Joe was standing on the other side of the crib, his hands in his pockets, his face gentle with a tenderness she had never seen there before for Jenny. ‘Poor little devil,’ he said. ‘You don’t realize how you feel about them until they’re sick.’
Virginia had heard people say that about dogs. It was not much for a father to say, but coming from Joe, it was enough for her.
When evening came, she had to decide what she was going to do about Lennie. She heard his footstep on the stair, so different from Joe’s springy tread, and she went out on to the little landing to stop him coming up. Jennie was still asleep. She did not want Joe shouting up the stairs after Lennie tonight.
Lennie stood below her, leaning forward with one hand on the stair-rail and the other on the wall, looking up at her with anxious eyes. ‘How about it, Mrs C.?’ he asked in a raucous whisper.
‘She’s still sleeping,’ Virginia said. ‘I don’t know what I ought to do.’

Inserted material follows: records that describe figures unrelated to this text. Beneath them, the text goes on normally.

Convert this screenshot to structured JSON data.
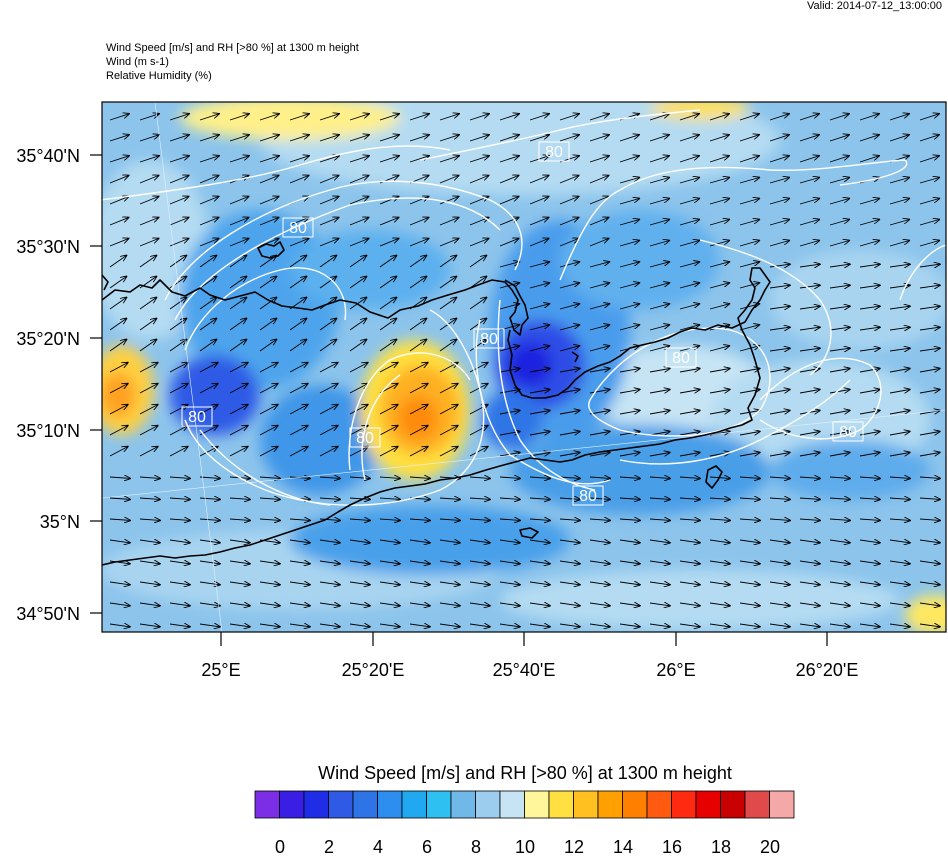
{
  "valid_label": "Valid: 2014-07-12_13:00:00",
  "titles": {
    "line1": "Wind Speed [m/s] and RH [>80 %] at 1300 m height",
    "line2": "Wind   (m s-1)",
    "line3": "Relative Humidity   (%)"
  },
  "lat_labels": [
    "35°40'N",
    "35°30'N",
    "35°20'N",
    "35°10'N",
    "35°N",
    "34°50'N"
  ],
  "lon_labels": [
    "25°E",
    "25°20'E",
    "25°40'E",
    "26°E",
    "26°20'E"
  ],
  "contour_label": "80",
  "colorbar": {
    "title": "Wind Speed [m/s] and RH [>80 %] at 1300 m height",
    "colors": [
      "#7b2ee6",
      "#3a1ee6",
      "#1f2ee6",
      "#2e5ae6",
      "#2e74e6",
      "#2e8ef0",
      "#20a8f0",
      "#2ec0f0",
      "#70b8e8",
      "#9ccdee",
      "#c6e4f4",
      "#fff59a",
      "#ffe040",
      "#ffc020",
      "#ffa000",
      "#ff8000",
      "#ff5a10",
      "#ff2a10",
      "#e60000",
      "#c80000",
      "#e04a4a",
      "#f4a8a8"
    ],
    "tick_labels": [
      "0",
      "2",
      "4",
      "6",
      "8",
      "10",
      "12",
      "14",
      "16",
      "18",
      "20"
    ]
  },
  "colors": {
    "coastline": "#000000",
    "contour": "#ffffff",
    "arrow": "#000000",
    "background_sea": "#8cc4ec"
  }
}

‘I shouldn’t ask you to go out, should I? Oh, well, it doesn’t matter.’ He took his hand from the rail, and with his back against the wall, dropped one foot disconsolately down to the stair below. ‘Nancy’s here already,’ he said. ‘She didn’t want to be late. But I’ll tell her to go home.’ He dropped down another stair, sliding his shoulders against the wall. His head was forward and his eyes looked at nothing. Virginia was stricken by the thought that she might be ruining his whole life.
‘No – wait,’ she said. ‘I’ll go with Nancy. I promised you, didn’t I? I’m not going back on that.’
Lennie’s head jerked quickly up towards her. ‘But the baby?’
‘She’ll be all right with my husband. She’ll sleep, I think,’ Virginia said, more to convince herself than him.
‘I’ll go and tell Nancy to wait.’ Lennie turned and hobbled swiftly down the stairs, looking up when he reached the bottom to flash up at Virginia a vast, adoring grin.
Virginia went down to tell Joe that she had decided to go out and plead for Lennie. When she had told him about it before, he had not liked it. He would not like it any better now. ‘I thought you were so worried about the baby,’ he would say, and she would never be able to explain to him how much she hated to go, but how clearly she knew that she must go.